I very much agree with you here, and I while I never received anything but compassion from the mental health professionals I worked with, I remember a great deal of frustration with my psychiatrist. For the first several months of my treatment she didn’t seem to have a very clear grasp on exactly how miserable I was – when she finally realized that I was spending 25/30 days of each month severely depressed she was horrified, and what followed was a litany of medications. Sometimes they had horrible results and I was off of them within a month-- but sometimes the results were fair, but not perfect–more happy days, depression not as severe. She could not handle this. She kept insisting that there was some magical combination of medication that was going to solve the problem completely. A lifetime of neglect, abuse and instability and she honestly believed that there was some combination of pills that was going to take away my pain forever. Even I knew better than that – even I know, at some level, the pain is always going to be there – and it’s my right to have it there, it is a part of me.

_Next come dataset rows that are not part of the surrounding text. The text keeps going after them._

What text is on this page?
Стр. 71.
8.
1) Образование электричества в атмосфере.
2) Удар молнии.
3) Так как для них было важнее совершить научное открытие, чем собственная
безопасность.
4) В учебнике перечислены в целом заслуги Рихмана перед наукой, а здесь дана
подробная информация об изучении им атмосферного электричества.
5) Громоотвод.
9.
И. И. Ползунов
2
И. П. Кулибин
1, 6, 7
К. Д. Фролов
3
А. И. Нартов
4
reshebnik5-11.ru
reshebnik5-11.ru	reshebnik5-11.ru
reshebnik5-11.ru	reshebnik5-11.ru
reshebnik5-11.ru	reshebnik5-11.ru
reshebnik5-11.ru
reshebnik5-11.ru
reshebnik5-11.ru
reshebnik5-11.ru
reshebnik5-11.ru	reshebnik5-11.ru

(Kudos to the psychiatrist I had after her, who just sort of looked at me sadly when I reported nightmares/flashbacks and said, ‘‘Yeah, unfortunately medication doesn’t really help with that stuff.’’)
Now I am running into the same problem with my current therapist, who very much wanted me to see a psychiatrist again (I refused) and has been doing EMDR for several months. I was skeptical at first, but the research is coming along, and having done both CBT and EMDR I can assure you the claim that EMDR is CBT with visual stimulii is bullshit. Both deal with transforming negative cognitive patterns, but EMDR has the ability to do it in the course of about 15 minutes. EMDR does something to the brain, I just don’t know what the fuck it does. What disturbs me most of all is that my therapist doesn’t even know what the fuck it does.

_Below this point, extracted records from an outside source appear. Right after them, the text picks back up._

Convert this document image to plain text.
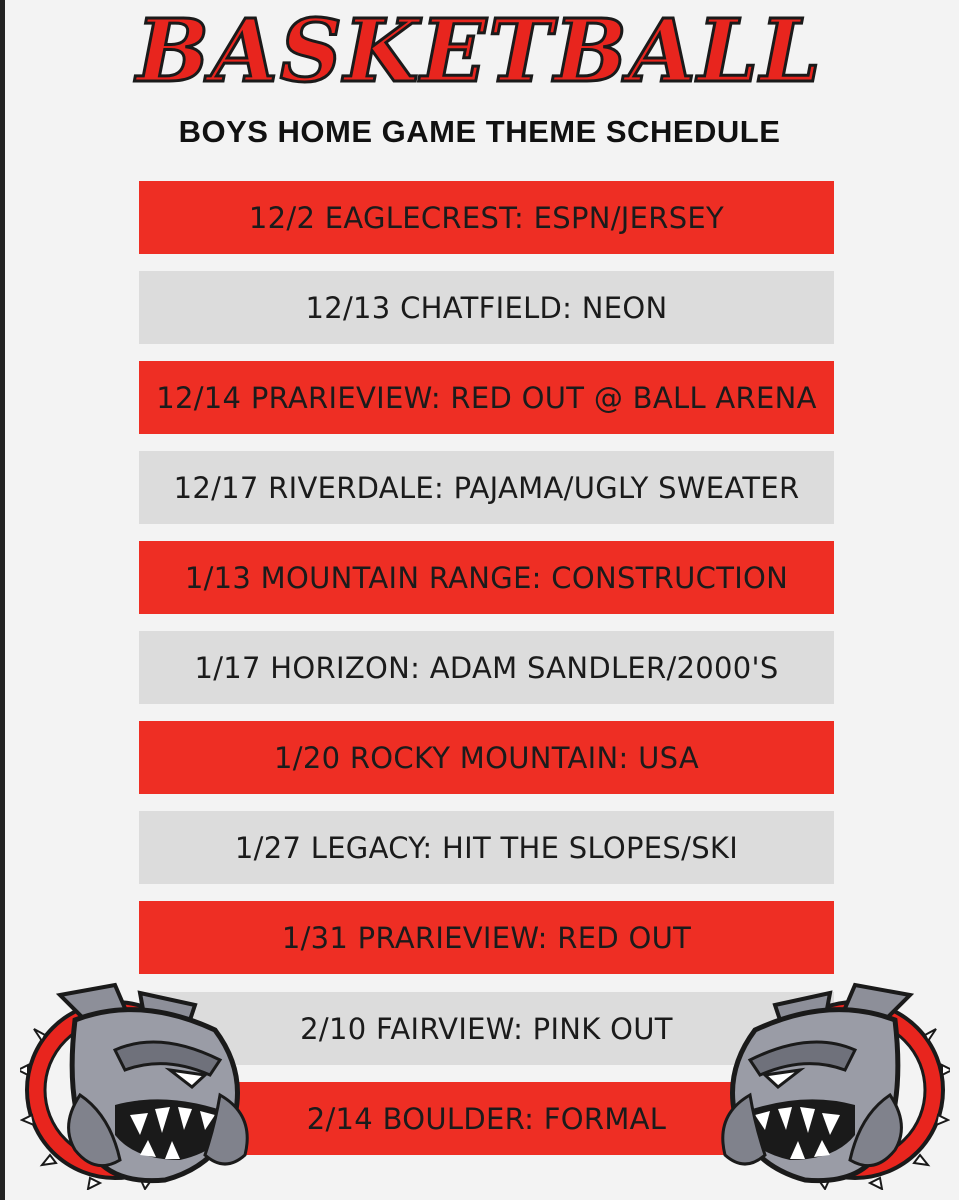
BASKETBALL
BOYS HOME GAME THEME SCHEDULE
12/2 EAGLECREST: ESPN/JERSEY
12/13 CHATFIELD: NEON
12/14 PRARIEVIEW: RED OUT @ BALL ARENA
12/17 RIVERDALE: PAJAMA/UGLY SWEATER
1/13 MOUNTAIN RANGE: CONSTRUCTION
1/17 HORIZON: ADAM SANDLER/2000'S
1/20 ROCKY MOUNTAIN: USA
1/27 LEGACY: HIT THE SLOPES/SKI
1/31 PRARIEVIEW: RED OUT
2/10 FAIRVIEW: PINK OUT
2/14 BOULDER: FORMAL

So we’ve been working on a particular anxiety issue for me – started out at a level 8/10 in terms of the anxiety it provoked. After just 4 sessions, it’s now down to a level 3. This is not good enough for her. It has be a zero. How realistic is this? And why am I paying someone to feel like I’m doing something wrong, like there’s something wrong with me for experiencing anxiety? I’ve learned to live with my mental disorders as anyone would a chronic illness, and I’ve created quite a joy-filled, exciting, thriving existence for myself, even in the midst of them. But given what I went through for the first 20 years of my life, I don’t think it’s realistic or even necessary that all my neurotic tendencies suddenly vanish. If a man loses a limb in a war, he’s not getting that body part back. He just learns to live without it, and he becomes a stronger and more resourceful person for having to do so. It’s not realistic for the doctor to expect that limb to regenerate any more than it’s realistic for me to not be troubled when I think about my shitty childhood.
So I very much see what you’re saying there.

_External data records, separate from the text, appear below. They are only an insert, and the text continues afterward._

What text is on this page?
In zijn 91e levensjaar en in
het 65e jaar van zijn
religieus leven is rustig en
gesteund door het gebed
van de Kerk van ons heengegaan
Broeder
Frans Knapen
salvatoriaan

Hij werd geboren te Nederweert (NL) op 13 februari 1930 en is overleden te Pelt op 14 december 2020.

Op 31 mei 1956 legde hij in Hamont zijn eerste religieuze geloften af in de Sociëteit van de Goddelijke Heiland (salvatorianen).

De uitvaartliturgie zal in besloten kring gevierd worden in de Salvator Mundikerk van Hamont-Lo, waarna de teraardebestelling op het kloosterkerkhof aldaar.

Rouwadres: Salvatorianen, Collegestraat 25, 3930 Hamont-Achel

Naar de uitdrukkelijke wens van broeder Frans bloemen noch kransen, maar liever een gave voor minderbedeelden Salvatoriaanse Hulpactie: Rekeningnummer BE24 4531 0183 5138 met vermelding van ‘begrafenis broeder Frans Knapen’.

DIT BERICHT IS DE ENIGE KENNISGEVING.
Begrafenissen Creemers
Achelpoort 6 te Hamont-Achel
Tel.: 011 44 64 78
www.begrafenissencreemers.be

I’m not sure I would say the claims are lies, but I definitely agree, even as someone who was aided by medication, that the science is inexact. It is a field constantly striving to become more precise and to understand more about the brain, but it’s difficult to figure out.
I don’t think it’s fair to assert that psychotropic meds have been proven to not work, however. I am concerned by the commercial motivation for distributing medications but I don’t think that invalidates the field of psychiatric medicine entirely. For every one study that says they don’t work, there are a hundred that suggest otherwise. I’d be interested in seeing a meta-analysis on this subject.
As the niece of a man who is forced by court-order to receive injections of his antipsychotic medications, I can see where you’re coming at with this. The reason he is made to take medication is to prevent him from being a harm to himself or others (mostly others.) I’m saddened in general by the lack of infrastructure and genuine support available for the deeply mentally ill people in our society–the world, hell, even our family members, to an extent, consider my uncle to be a threat to the general peace, not an actual human being. He knows this and I know this. I’m not sure what the alternative is, though – without medication he is a genuine threat to himself and others. He suffers delusions and paranoia regardless of whether or not he is medicated, though he is a rare case – a lot of schizophrenics respond very positively to medication – the problem is they are resistant to taking it. Schizophrenia is not a very relateable illness, so I can see how empathy would be very difficult for mental health professionals, but come on! My uncle is a human being and it’s traumatic for him, as it would be for any person, to be forced to take medication that has some very real and powerful side effects.
Do you see an alternative to forcibly medicating people like my uncle?
But I’m not sure I follow your point about people who have been voluntarily medicated, such as myself. Are you trying to say that what motivates us to take medicine, and what motivates the mental health industry to prescribe us medication, are two very different things?
I’m also curious about what Mad Pride is.